«Se chiedo due volte la stessa cosa, mi dà due risposte diverse»
Basta introdurre l’IA in un’azienda e la frase arriva puntuale: «ho fatto due volte la stessa domanda e mi ha risposto in due modi diversi. Come faccio a fidarmi?». Reazione comprensibilissima, diciamocelo.
Capita anche a me: stessa domanda, formulazione diversa in risposta, e quella sensazione fastidiosa di terreno che si muove.
Però il problema è la conclusione che se ne trae. Passare da «le risposte variano» a «l’IA non è affidabile» è un salto. Perché alcuni studi recenti suggeriscono che una parte di questo ballare non è un difetto del modello: è gonfiata dal modo in cui la misuriamo.
E c’è chi è andato a controllare sul serio. Andiamo a vedere.
La «sensibilità al prompt» misura davvero solo il modello?
Partiamo dal concetto chiave: la sensibilità al prompt, cioè quanto cambia il risultato quando si riformula la domanda. In pratica vuol dire: se chiedo la stessa cosa con parole diverse, quanto balla la risposta? Di solito la si tratta come un punto debole del modello, e basta.

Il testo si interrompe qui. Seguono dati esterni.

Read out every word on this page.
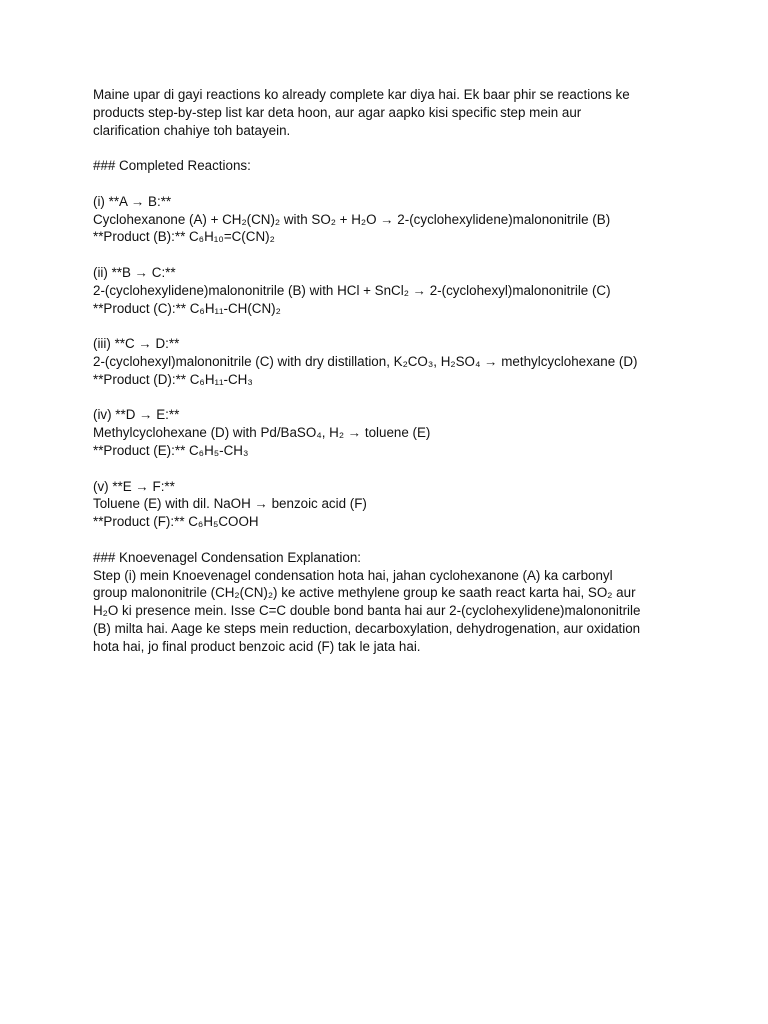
Maine upar di gayi reactions ko already complete kar diya hai. Ek baar phir se reactions ke
products step-by-step list kar deta hoon, aur agar aapko kisi specific step mein aur
clarification chahiye toh batayein.
### Completed Reactions:
(i) **A → B:**
Cyclohexanone (A) + CH₂(CN)₂ with SO₂ + H₂O → 2-(cyclohexylidene)malononitrile (B)
**Product (B):** C₆H₁₀=C(CN)₂
(ii) **B → C:**
2-(cyclohexylidene)malononitrile (B) with HCl + SnCl₂ → 2-(cyclohexyl)malononitrile (C)
**Product (C):** C₆H₁₁-CH(CN)₂
(iii) **C → D:**
2-(cyclohexyl)malononitrile (C) with dry distillation, K₂CO₃, H₂SO₄ → methylcyclohexane (D)
**Product (D):** C₆H₁₁-CH₃
(iv) **D → E:**
Methylcyclohexane (D) with Pd/BaSO₄, H₂ → toluene (E)
**Product (E):** C₆H₅-CH₃
(v) **E → F:**
Toluene (E) with dil. NaOH → benzoic acid (F)
**Product (F):** C₆H₅COOH
### Knoevenagel Condensation Explanation:
Step (i) mein Knoevenagel condensation hota hai, jahan cyclohexanone (A) ka carbonyl
group malononitrile (CH₂(CN)₂) ke active methylene group ke saath react karta hai, SO₂ aur
H₂O ki presence mein. Isse C=C double bond banta hai aur 2-(cyclohexylidene)malononitrile
(B) milta hai. Aage ke steps mein reduction, decarboxylation, dehydrogenation, aur oxidation
hota hai, jo final product benzoic acid (F) tak le jata hai.
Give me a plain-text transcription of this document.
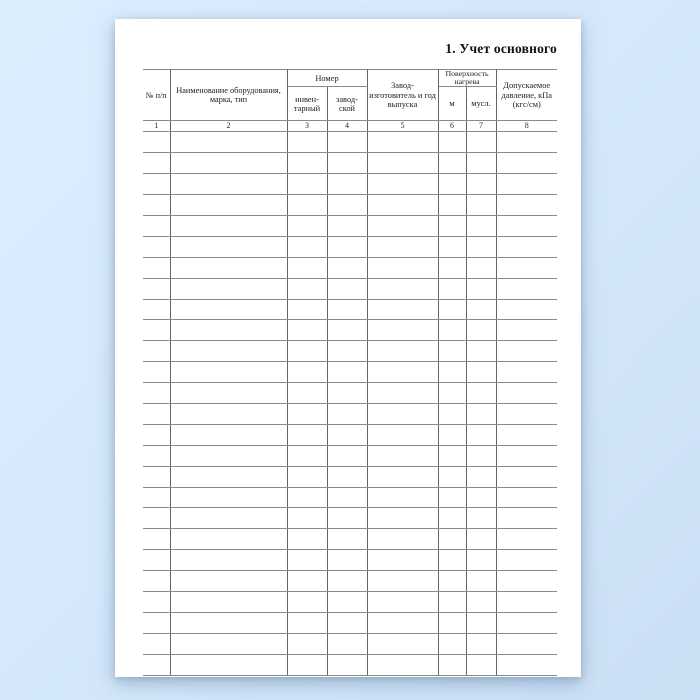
1. Учет основного
№ п/п	Наименование оборудования, марка, тип	Номер		Завод-изготовитель и год выпуска	Поверхность нагрева		Допускаемое давление, кПа (кгс/см)
		инвен-тарный	завод-ской		м	мусл.	
1	2	3	4	5	6	7	8
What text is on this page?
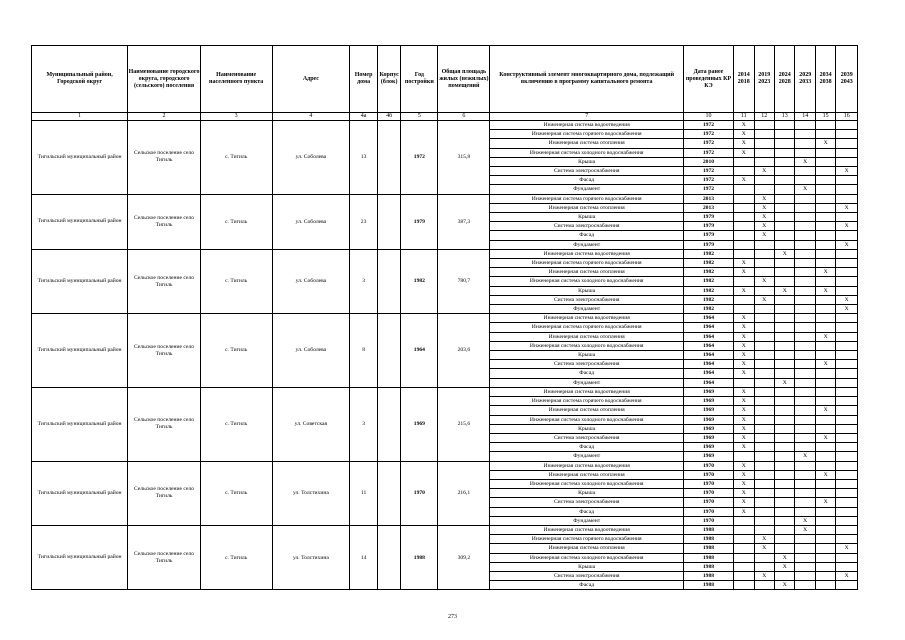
Муниципальный район, Городской округ	Наименование городского округа, городского (сельского) поселения	Наименование населенного пункта	Адрес	Номер дома	Корпус (блок)	Год постройки	Общая площадь жилых (нежилых) помещений	Конструктивный элемент многоквартирного дома, подлежащий включению в программу капитального ремонта	Дата ранее проведенных КР КЭ	2014 2018	2019 2023	2024 2028	2029 2033	2034 2038	2039 2043
1	2	3	4	4а	4б	5	6	7	10	11	12	13	14	15	16
Тигильский муниципальный район	Сельское поселение село Тигиль	с. Тигиль	ул. Соболева	13		1972	315,8	Инженерная система водоотведения	1972	X					
								Инженерная система горячего водоснабжения	1972	X					
								Инженерная система отопления	1972	X				X	
								Инженерная система холодного водоснабжения	1972	X					
								Крыша	2010				X		
								Система электроснабжения	1972		X				X
								Фасад	1972	X					
								Фундамент	1972				X		
Тигильский муниципальный район	Сельское поселение село Тигиль	с. Тигиль	ул. Соболева	23		1979	387,3	Инженерная система горячего водоснабжения	2013		X				
								Инженерная система отопления	2013		X				X
								Крыша	1979		X				
								Система электроснабжения	1979		X				X
								Фасад	1979		X				
								Фундамент	1979						X
Тигильский муниципальный район	Сельское поселение село Тигиль	с. Тигиль	ул. Соболева	3		1982	780,7	Инженерная система водоотведения	1982			X			
								Инженерная система горячего водоснабжения	1982	X					
								Инженерная система отопления	1982	X				X	
								Инженерная система холодного водоснабжения	1982		X				
								Крыша	1982	X		X		X	
								Система электроснабжения	1982		X				X
								Фундамент	1982						X
Тигильский муниципальный район	Сельское поселение село Тигиль	с. Тигиль	ул. Соболева	8		1964	203,6	Инженерная система водоотведения	1964	X					
								Инженерная система горячего водоснабжения	1964	X					
								Инженерная система отопления	1964	X				X	
								Инженерная система холодного водоснабжения	1964	X					
								Крыша	1964	X					
								Система электроснабжения	1964	X				X	
								Фасад	1964	X					
								Фундамент	1964			X			
Тигильский муниципальный район	Сельское поселение село Тигиль	с. Тигиль	ул. Советская	3		1969	215,6	Инженерная система водоотведения	1969	X					
								Инженерная система горячего водоснабжения	1969	X					
								Инженерная система отопления	1969	X				X	
								Инженерная система холодного водоснабжения	1969	X					
								Крыша	1969	X					
								Система электроснабжения	1969	X				X	
								Фасад	1969	X					
								Фундамент	1969				X		
Тигильский муниципальный район	Сельское поселение село Тигиль	с. Тигиль	ул. Толстихина	11		1970	216,1	Инженерная система водоотведения	1970	X					
								Инженерная система отопления	1970	X				X	
								Инженерная система холодного водоснабжения	1970	X					
								Крыша	1970	X					
								Система электроснабжения	1970	X				X	
								Фасад	1970	X					
								Фундамент	1970				X		
Тигильский муниципальный район	Сельское поселение село Тигиль	с. Тигиль	ул. Толстихина	14		1988	309,2	Инженерная система водоотведения	1988				X		
								Инженерная система горячего водоснабжения	1988		X				
								Инженерная система отопления	1988		X				X
								Инженерная система холодного водоснабжения	1988			X			
								Крыша	1988			X			
								Система электроснабжения	1988		X				X
								Фасад	1988			X			
273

Hua e colleghi (lo studio) hanno fatto un passo in più: e se una parte di quella sensibilità la stesse producendo il metodo di valutazione? Per verificarlo hanno messo alla prova 7 grandi modelli linguistici su 6 benchmark e 12 modelli di domanda, cercando di separare il tremolio del modello dal tremolio dello strumento.
Domanda ovvia, una volta formulata. Eppure quasi nessuno se l’era posta.
Gran parte del ballo è un artefatto della misurazione
E i risultati, allora? Una parte consistente della sensibilità osservata potrebbe essere un artefatto del metodo di valutazione. Tradotto: le manie del termometro fanno sembrare la febbre più alta di quanto sia.
Le valutazioni classiche si affidano spesso al punteggio di log-verosimiglianza (si guarda come si distribuiscono le probabilità) o alla corrispondenza esatta delle risposte (il testo deve coincidere alla lettera). Comodissime da automatizzare. Peccato che bocciino risposte che dicono la stessa cosa — come considerare «OK» e «va benissimo» due opinioni diverse.
Gli autori hanno quindi rifatto le misure con un LLM-giudice, che valuta al livello del significato. Risultato: la varianza delle prestazioni diminuisce, e la classifica dei modelli diventa più coerente. Attenzione: non significa che «l’IA è stabile». Significa che l’ampiezza del ballo dipende da cosa si accetta come risposta giusta.
Sui marchi: le liste ballano, il tasso di apparizione no
E passiamo ai dati più vicini al marketing. In un’indagine di SparkToro e Gumshoe, 600 volontari hanno mandato richieste di raccomandazione a ChatGPT, Claude e all’IA di Google, per un totale di 2.961 esecuzioni. I numeri sono deliziosamente controintuitivi:
- meno dell’1% di probabilità di ricevere due volte la stessa lista
- circa lo 0,1% di probabilità di riceverla anche nello stesso ordine
- un marchio ad alta visibilità è apparso nel 97% delle sue 71 esecuzioni
- i grandi marchi tengono un tasso di apparizione (Visibility%) stabile tra il 55 e il 77%
La classifica di una singola risposta è quasi casuale; il tasso di apparizione sulla ripetizione è sorprendentemente stabile.
Un dettaglio curioso: le 142 domande scritte a mano dai partecipanti avevano una similarità semantica di appena 0,081 — ognuno chiedeva a modo suo — eppure le risposte convergevano su insiemi di marchi molto simili. Le liste singole tremano; la tendenza collettiva, alla lunga, si vede.
Conclusione: guardare il tasso di apparizione, non la classifica di un giorno
Cosa ci portiamo a casa? Il ballare delle risposte dell’IA a volte è reale, a volte è ingigantito dallo strumento di misura. Ed è proprio per questo che una classifica presa una volta sola è un pessimo indicatore: non distingue il caso dalla tendenza.
Per chi lavora sul marketing, la strada solida è ripetere domande con la stessa intenzione e fare del tasso di apparizione la metrica principale — accettando le risposte equivalenti nel significato, invece di pretendere la corrispondenza esatta. Serviranno altri studi per capire fino a dove questi risultati si generalizzano. Ma si passa già da «l’IA balla, quindi inutilizzabile» a «il ballo è un dato di fatto: misuriamo tenendone conto». E per chi deve decidere, cambia tutto.